Certified Public Accountants (CPAs) hold titles such as "Managing Partner," "Chief Executive Officer" and "Controller." They are outgoing, creative and analytical. They are male, female and come from every ethnic and cultural background. You can choose to work in large or small firms or in any type of business imaginable. You can also work for government agencies like the FBI, in non-profit organizations like the Red Cross, or you could even own your own company. You may be found in a client's office, on business trips, at lunch meetings and at charitable functions.
The reason for this diversity is simple:
CPAs are the trusted professionals who enable people and organizations to shape their future. Combining insight with integrity, CPAs deliver value by:
- Communicating the total picture with clarity and objectivity;
- Translating complex information into critical knowledge;
- Anticipating and creating opportunities;
- Designing pathways that transform vision into reality.
If you think accountants and other business advisors are alike, think again. Those who are able to call themselves "CPAs" have met stringent education and experience requirements, must perform their work in accordance with high-quality technical and professional standards and adhere to a strict code of professional ethics. Individuals work hard to obtain the "CPA" designation, and they are committed to working even harder to deliver the value that it conveys.
What is the Difference Between Public and Private Accounting?
When students begin an accounting career, one of the first decisions they should consider is which area of the profession they wish to focus on.
Why Consider a Career in Public Accounting?
Some graduates may choose to work in public accounting. In public accounting, the CPA serves many clients as an objective assistant or in an advisory capacity. The public sector includes working in a certified public accounting firm (large, small or individual) servicing clients such as closely-held, family-owned businesses and small, publicly-owned companies. Local and regional firms make up more than 90 percent of the practice units in New Jersey.

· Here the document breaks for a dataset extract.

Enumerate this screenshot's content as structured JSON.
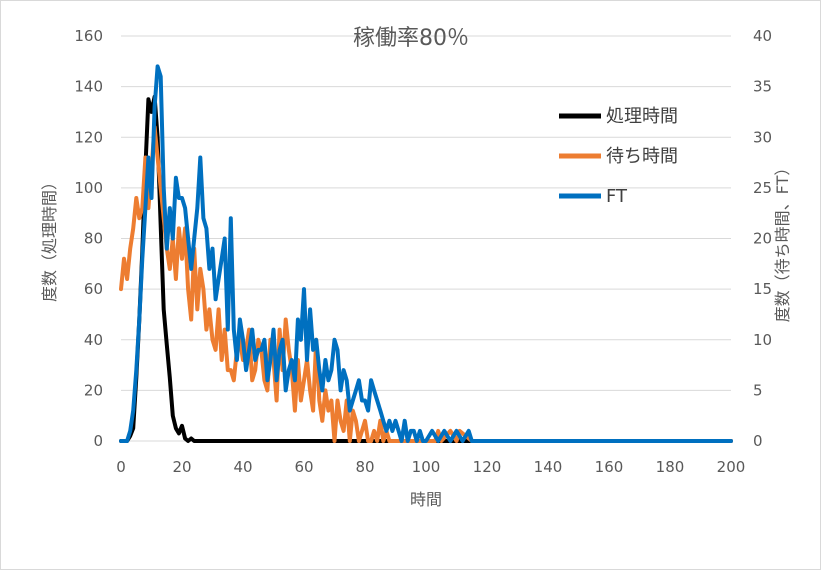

Clients operate in a broad range of industries, from manufacturing and distribution to real estate and financial services. Public accounting services generally include audit, compilation and review, tax planning and preparation, personal financial planning, management advisory services and litigation support services. This provides the opportunity to work with many different types of businesses and to tailor a variety of services to meet each client's individual needs. And, more and more CPAs in public are expanding their services to include elder care, litigation support, technology and personal financial planning.
Why Consider a Career in Private Accounting?
Some graduates may choose to work in private accounting. The private sector includes CPAs working in government, education, not-for-profit and business and has been expanding rapidly during the past several years. In fact, business and industry members are now almost half of the NJSCPA's membership. CPAs in business typically are responsible for developing, producing and analyzing data useful for making business decisions and for reporting to internal and external interested parties.
Government accountants are hired to work in a wide range of positions in federal, state and local governments. Accounting educators are on the faculty of professional schools of accounting, colleges of business administration, community colleges and graduate schools of business. CPAs in business and industry work for companies ranging from family-owned businesses to Fortune 500 companies. CPAs in the private sector are considered strategic business partners of their organizations and work in a variety of different areas including financial management, financial reporting, internal audit, management accounting, tax planning and non-financial positions.